A new special edition of The Blackout Report is sounding the alarm over what comes next for Black-owned businesses seeking federal work. Released Thursday (April 23) by Onyx Impact alongside the Global Black Economic Forum (GBEF), American Pride Rises (APR), and The Araminta Project, the report argues that President Donald Trump’s March 26 executive order targeting diversity, equity, and inclusion efforts among federal contractors could further shut Black businesses out of one of the country’s biggest wealth-building lanes.

According to the document, Black-owned entities currently receive just 1.2% of federal contract dollars despite federal contracting making up a $774 billion market. The analysis says $9.3 billion in annual Black wealth creation is now at risk if access narrows even more.

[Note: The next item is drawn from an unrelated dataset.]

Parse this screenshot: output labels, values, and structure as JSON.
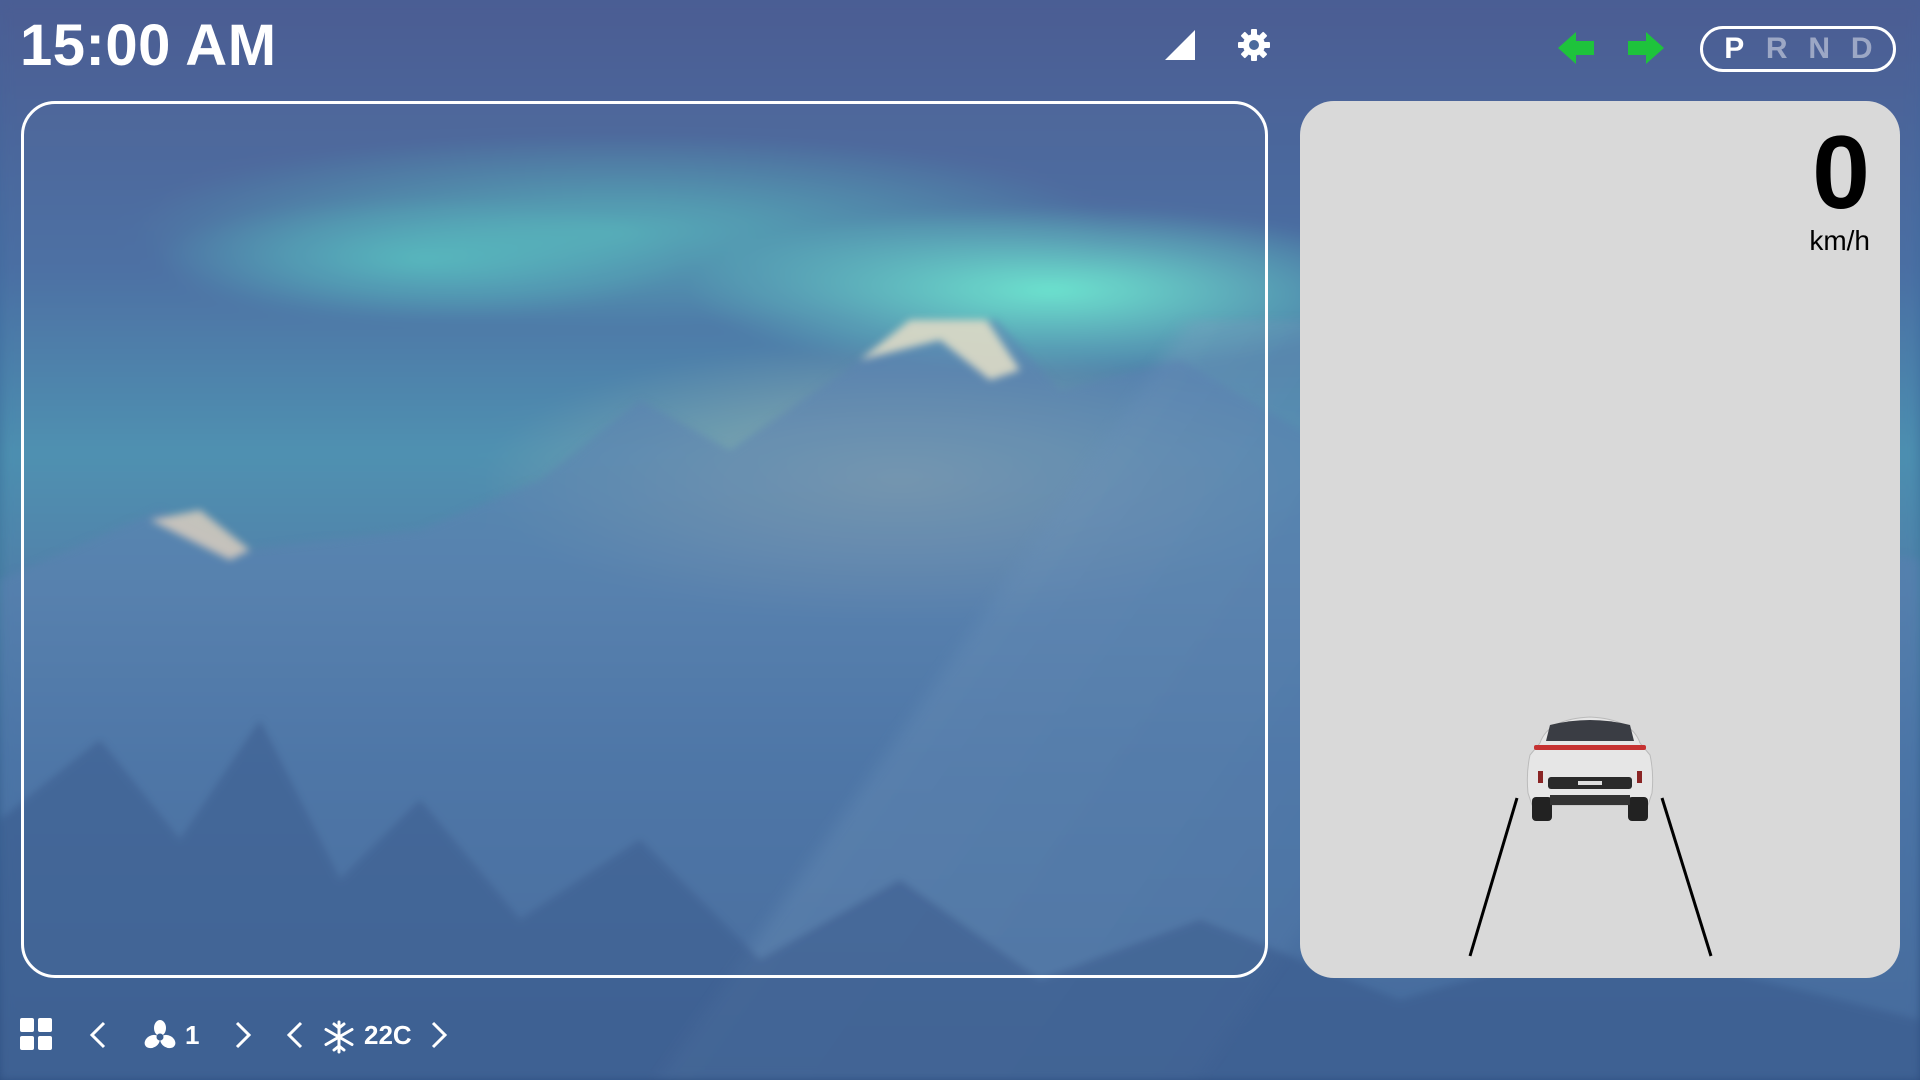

Onyx Impact Founder and CEO Esosa Osa said the numbers make the administration’s latest move hard to ignore.

“Federal contracting is one of the clearest pathways to wealth generation in this country, and Black-owned businesses receive only 1.2% of the payments,” Osa said. “When you target a group already confined to 1.2%, you are actively enforcing a broken system.”

The report points to several early warning signs already taking shape across the contracting space, including Black-owned businesses being dropped from supply chains, heavier compliance burdens for smaller firms, slower outreach and supplier development efforts, and reduced access to repeat contract opportunities that often help businesses grow over time. Alphonso David, president and CEO of the GBEF, said the administration’s approach amounts to “a step backward for both civil rights and economic growth.” Stacey Abrams, founder of American Pride Rises Network, added that the recent executive order and broader attacks on DEI “hurt America’s economy, intentionally harm our families, and cruelly concentrate more power in the hands of the have-already.”

Black women-owned businesses are already seeing losses

The report also puts a spotlight on Black women-owned businesses, which it says are feeling the impact in especially sharp ways. It highlights findings tied to The BOW Collective, a network of high-achieving Black women CEOs whose businesses collectively generated $1.7 billion in revenue before 2025. The new report says a majority of those founders reported revenue declines tied to lost contracts or clients.

“The ripple effects were real — millions of dollars in terminated contracts, businesses forced to change their names overnight,” said Nic Cober Johnson, founder of The Araminta Project. “But that is not our only story. We evolved. And we built stronger companies because of it.”

The full report is now available to the public.